Поэтому, когда за дуэлянтом Кобриным прилетела из Томска мать — прямо державшаяся молчаливая пожилая женщина с усталыми глазами, в большой светлой искусственной шубе и округлой шапочке с ласковым блеском оранжевого меха, — Гамлет как-то сам собой, первым, оказался у неё под рукой. Он горестно суетился вокруг этой женщины, разговаривал даже с женой Кобрина Ольгой, потирал ручки, успокаивал, понимающе опускал книзу глаза, временами, однако, с каким-то сверканием непонятной радости уходившие вдруг в сторону.

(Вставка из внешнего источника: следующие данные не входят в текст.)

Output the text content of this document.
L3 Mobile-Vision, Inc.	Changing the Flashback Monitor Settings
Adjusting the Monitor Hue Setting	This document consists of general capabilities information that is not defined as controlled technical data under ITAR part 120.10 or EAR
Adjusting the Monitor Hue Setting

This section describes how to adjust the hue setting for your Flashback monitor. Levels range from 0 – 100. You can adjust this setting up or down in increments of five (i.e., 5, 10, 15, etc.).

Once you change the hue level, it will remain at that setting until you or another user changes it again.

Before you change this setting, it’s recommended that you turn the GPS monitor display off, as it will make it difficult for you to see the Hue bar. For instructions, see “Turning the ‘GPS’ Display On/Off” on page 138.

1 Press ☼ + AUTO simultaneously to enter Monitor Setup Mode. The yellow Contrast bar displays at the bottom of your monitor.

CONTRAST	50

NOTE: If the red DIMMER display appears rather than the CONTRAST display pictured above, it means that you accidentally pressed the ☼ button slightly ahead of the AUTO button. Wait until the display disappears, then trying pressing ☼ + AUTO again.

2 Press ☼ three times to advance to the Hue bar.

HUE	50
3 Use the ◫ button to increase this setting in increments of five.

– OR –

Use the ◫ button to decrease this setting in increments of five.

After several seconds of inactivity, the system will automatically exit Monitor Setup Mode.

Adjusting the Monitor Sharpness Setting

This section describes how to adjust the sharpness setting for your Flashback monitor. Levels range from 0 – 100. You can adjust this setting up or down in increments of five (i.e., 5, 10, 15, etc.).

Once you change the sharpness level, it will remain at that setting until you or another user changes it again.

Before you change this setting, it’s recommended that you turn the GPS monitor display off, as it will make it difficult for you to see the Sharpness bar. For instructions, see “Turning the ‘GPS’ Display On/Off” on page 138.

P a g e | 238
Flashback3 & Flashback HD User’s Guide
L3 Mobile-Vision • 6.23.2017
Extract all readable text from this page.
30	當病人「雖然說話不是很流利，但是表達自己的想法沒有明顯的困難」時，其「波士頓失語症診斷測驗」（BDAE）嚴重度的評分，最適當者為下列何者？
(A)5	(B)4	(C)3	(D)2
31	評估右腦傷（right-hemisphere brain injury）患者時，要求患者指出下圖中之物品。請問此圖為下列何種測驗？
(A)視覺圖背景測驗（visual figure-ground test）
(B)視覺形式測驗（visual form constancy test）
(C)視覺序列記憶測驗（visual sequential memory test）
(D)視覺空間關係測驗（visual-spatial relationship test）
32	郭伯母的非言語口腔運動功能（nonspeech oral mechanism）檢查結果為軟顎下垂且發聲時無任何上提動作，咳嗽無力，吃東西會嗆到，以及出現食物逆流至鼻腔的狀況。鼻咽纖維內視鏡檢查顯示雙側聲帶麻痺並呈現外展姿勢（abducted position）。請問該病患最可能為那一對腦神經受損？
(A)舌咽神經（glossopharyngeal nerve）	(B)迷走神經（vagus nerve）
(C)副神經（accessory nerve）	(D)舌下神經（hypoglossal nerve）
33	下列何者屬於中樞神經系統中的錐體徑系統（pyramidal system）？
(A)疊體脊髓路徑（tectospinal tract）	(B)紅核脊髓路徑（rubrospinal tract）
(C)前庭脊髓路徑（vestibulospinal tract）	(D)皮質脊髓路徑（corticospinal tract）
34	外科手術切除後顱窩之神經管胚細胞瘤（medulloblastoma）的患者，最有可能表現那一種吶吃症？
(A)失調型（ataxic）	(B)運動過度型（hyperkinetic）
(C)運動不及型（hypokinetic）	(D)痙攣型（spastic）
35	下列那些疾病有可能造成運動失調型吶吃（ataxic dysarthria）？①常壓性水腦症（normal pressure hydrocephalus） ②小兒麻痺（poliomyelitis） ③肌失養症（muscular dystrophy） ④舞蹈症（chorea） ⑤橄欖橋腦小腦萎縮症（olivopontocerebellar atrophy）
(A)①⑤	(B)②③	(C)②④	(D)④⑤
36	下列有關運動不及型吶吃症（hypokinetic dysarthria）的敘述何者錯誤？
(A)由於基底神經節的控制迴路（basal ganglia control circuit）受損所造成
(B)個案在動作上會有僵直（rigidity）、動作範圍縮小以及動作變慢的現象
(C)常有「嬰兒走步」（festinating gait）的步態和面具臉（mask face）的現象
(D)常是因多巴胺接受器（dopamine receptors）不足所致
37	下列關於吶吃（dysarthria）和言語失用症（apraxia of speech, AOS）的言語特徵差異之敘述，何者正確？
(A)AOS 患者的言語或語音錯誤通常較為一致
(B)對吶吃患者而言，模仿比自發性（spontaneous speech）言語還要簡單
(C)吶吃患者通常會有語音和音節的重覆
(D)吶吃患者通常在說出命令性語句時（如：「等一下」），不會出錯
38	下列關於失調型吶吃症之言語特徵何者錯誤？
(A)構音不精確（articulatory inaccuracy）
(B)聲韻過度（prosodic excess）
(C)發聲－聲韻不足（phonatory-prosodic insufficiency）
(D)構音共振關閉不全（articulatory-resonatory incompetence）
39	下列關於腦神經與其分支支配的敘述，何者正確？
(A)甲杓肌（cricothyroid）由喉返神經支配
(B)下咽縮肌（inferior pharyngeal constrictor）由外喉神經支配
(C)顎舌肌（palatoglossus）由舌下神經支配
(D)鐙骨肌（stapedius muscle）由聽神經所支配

Мать несколько успокоилась, разместилась в комнате на втором этаже и стала ждать, когда Гамлет разыщет в какой-нибудь общежитской норе её сына, выманит его оттуда, и (извергнувшийся за несколько дней до этого) Кобрин спустится в конце концов вниз, в семейный круг. Она ещё не знала, что поиски сына на этот раз обещают быть несколько более сложными, нежели обычно, так как Игоря в общежитии не было. Он, повторимся, исчез.
В силу некоторых причин об исчезновении Кобрина я узнал одновременно с получением известия о приезде его матери.